Ponto de viragem. Posições radicais para um mundo em mudança.
Vivemos em um mundo em constante mutação. Seja conflitos políticos, desigualdades sociais ou desastres ecológicos; o planeta e a humanidade estão em contínua mudança, aproximando-se cada vez mais de um estado de colapso. Vivemos num mundo globalizado e interconectado, digital e fisicamente, em que as ações diárias que levamos a cabo no nosso ambiente circundante têm um impacto drástico em outras partes do mundo. Um “efeito borboleta”, onde pequenas mudanças podem ter consequências imprevistas em diferentes lugares e momentos. As nossas ações diárias não só afetam o nosso ambiente imediato, como também têm um impacto indireto noutros países e contextos.
Em fevereiro deste ano, o jornal The Guardian publicou uma série de artigos em que analisava o impacto ambiental do principal material utilizado na construção civil, o cimento. Depois da água, o cimento é o segundo material mais consumido no mundo e a causa de 8% das emissões globais de CO2. Se a isto acrescentarmos o facto de o setor da construção contribuir com 23% da poluição atmosférica, 40% da poluição da água potável e 50% dos resíduos em aterros, a situação é crítica. Vivemos num momento de máxima urgência em que os recursos naturais têm um prazo de validade, pelo que temos de refletir e colocar em perspetiva o impacto da arquitetura tanto na sociedade como no planeta. Um planeta onde precisamos de criar habitats para uma população mundial que aumentará 25% nos próximos 30 anos. De que forma a arquitetura e os arquitetos estão a responder a esses problemas à escala local e global?
As décadas de 60 e 70 foram décadas tumultuosas de desordem política e convulsão social. Da construção do Muro de Berlim ao movimento antinuclear, aos protestos contra a Guerra do Vietname ou aos motins estudantis de maio de 68, estes anos ocupam um lugar de destaque na nossa história recente. As injustiças foram debatidas abertamente e foram gerados pensamentos radicais que desafiaram o status quo, bem como as convenções e práticas existentes em várias esferas da vida, incluindo a arquitetura. Vivemos um momento igualmente crítico com paralelismos diretos, mas com 50 anos a menos na contagem regressiva.
Este é o momento de entender o impacto da arquitetura de forma holística e de criar projetos radicalmente inovadores que atuem com risco para mudar a forma como atuamos no nosso ambiente. Precisamos de trabalhar a partir da colaboração, entendendo o trabalho do arquiteto como parte de uma rede complexa, como o próprio planeta, onde o fluxo de conhecimento e ação é permanente, definindo novos formatos de ação que renegociem a relação entre os próprios seres humanos e com o meio ambiente. Precisamos de compreender a forma como nos relacionamos uns com os outros para que possamos saber como gerir uma relação mais empática com outras espécies e o nosso meio ambiente.

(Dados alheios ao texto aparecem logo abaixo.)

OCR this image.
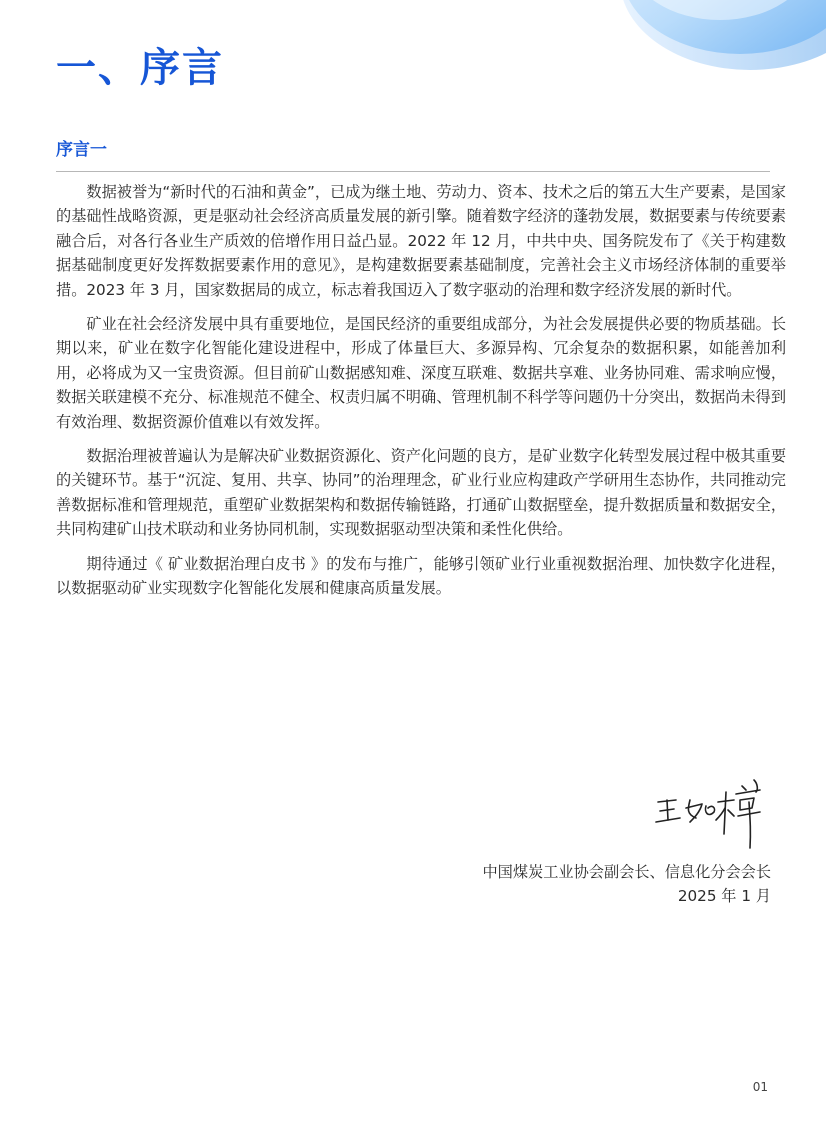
一、序言
序言一

数据被誉为“新时代的石油和黄金”，已成为继土地、劳动力、资本、技术之后的第五大生产要素，是国家的基础性战略资源，更是驱动社会经济高质量发展的新引擎。随着数字经济的蓬勃发展，数据要素与传统要素融合后，对各行各业生产质效的倍增作用日益凸显。2022 年 12 月，中共中央、国务院发布了《关于构建数据基础制度更好发挥数据要素作用的意见》，是构建数据要素基础制度，完善社会主义市场经济体制的重要举措。2023 年 3 月，国家数据局的成立，标志着我国迈入了数字驱动的治理和数字经济发展的新时代。

矿业在社会经济发展中具有重要地位，是国民经济的重要组成部分，为社会发展提供必要的物质基础。长期以来，矿业在数字化智能化建设进程中，形成了体量巨大、多源异构、冗余复杂的数据积累，如能善加利用，必将成为又一宝贵资源。但目前矿山数据感知难、深度互联难、数据共享难、业务协同难、需求响应慢，数据关联建模不充分、标准规范不健全、权责归属不明确、管理机制不科学等问题仍十分突出，数据尚未得到有效治理、数据资源价值难以有效发挥。

数据治理被普遍认为是解决矿业数据资源化、资产化问题的良方，是矿业数字化转型发展过程中极其重要的关键环节。基于“沉淀、复用、共享、协同”的治理理念，矿业行业应构建政产学研用生态协作，共同推动完善数据标准和管理规范，重塑矿业数据架构和数据传输链路，打通矿山数据壁垒，提升数据质量和数据安全，共同构建矿山技术联动和业务协同机制，实现数据驱动型决策和柔性化供给。

期待通过《 矿业数据治理白皮书 》的发布与推广，能够引领矿业行业重视数据治理、加快数字化进程，以数据驱动矿业实现数字化智能化发展和健康高质量发展。

中国煤炭工业协会副会长、信息化分会会长
2025 年 1 月
01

O correto já não é suficiente. Não podemos continuar a atuar da mesma forma, precisamos de gerar um ponto de viragem. Precisamos de introduzir uma mudança de pensamento, agenda e prática, para criar uma maior conscientização e demonstrar à sociedade o poder transformador da arquitetura para reparar os nossos ambientes. Precisamos desenvolver projetos e estratégias que nos permitam transformar radicalmente o nosso impacto no planeta e reparar a nossa relação com o meio ambiente, social, político e ambiental, criando um espaço mais democrático para todos.
Esta convocatória da arquia/próxima é proposta com o objetivo de buscar estratégias, reflexões e materializações que atuam com risco para questionar o status quo e as conceções pré-definidas, apresentando propostas que conduzam a uma mudança radical nas práticas arquitetónicas contemporâneas. Os projetos selecionados nesta convocatória funcionarão como uma cápsula do tempo, um reflexo da agenda dos arquitetos de hoje que irá cristalizar a forma como estão a responder de forma crítica e inovadora às mudanças sociais, políticas, económicas e ambientais. Uma oportunidade para examinar e discutir coletivamente questões de vital importância para a nossa sociedade e o nosso planeta, bem como para destacar as práticas que atuam com risco e inovação diante das mudanças locais e internacionais, a fim de gerar uma nova radicalidade na arquitetura.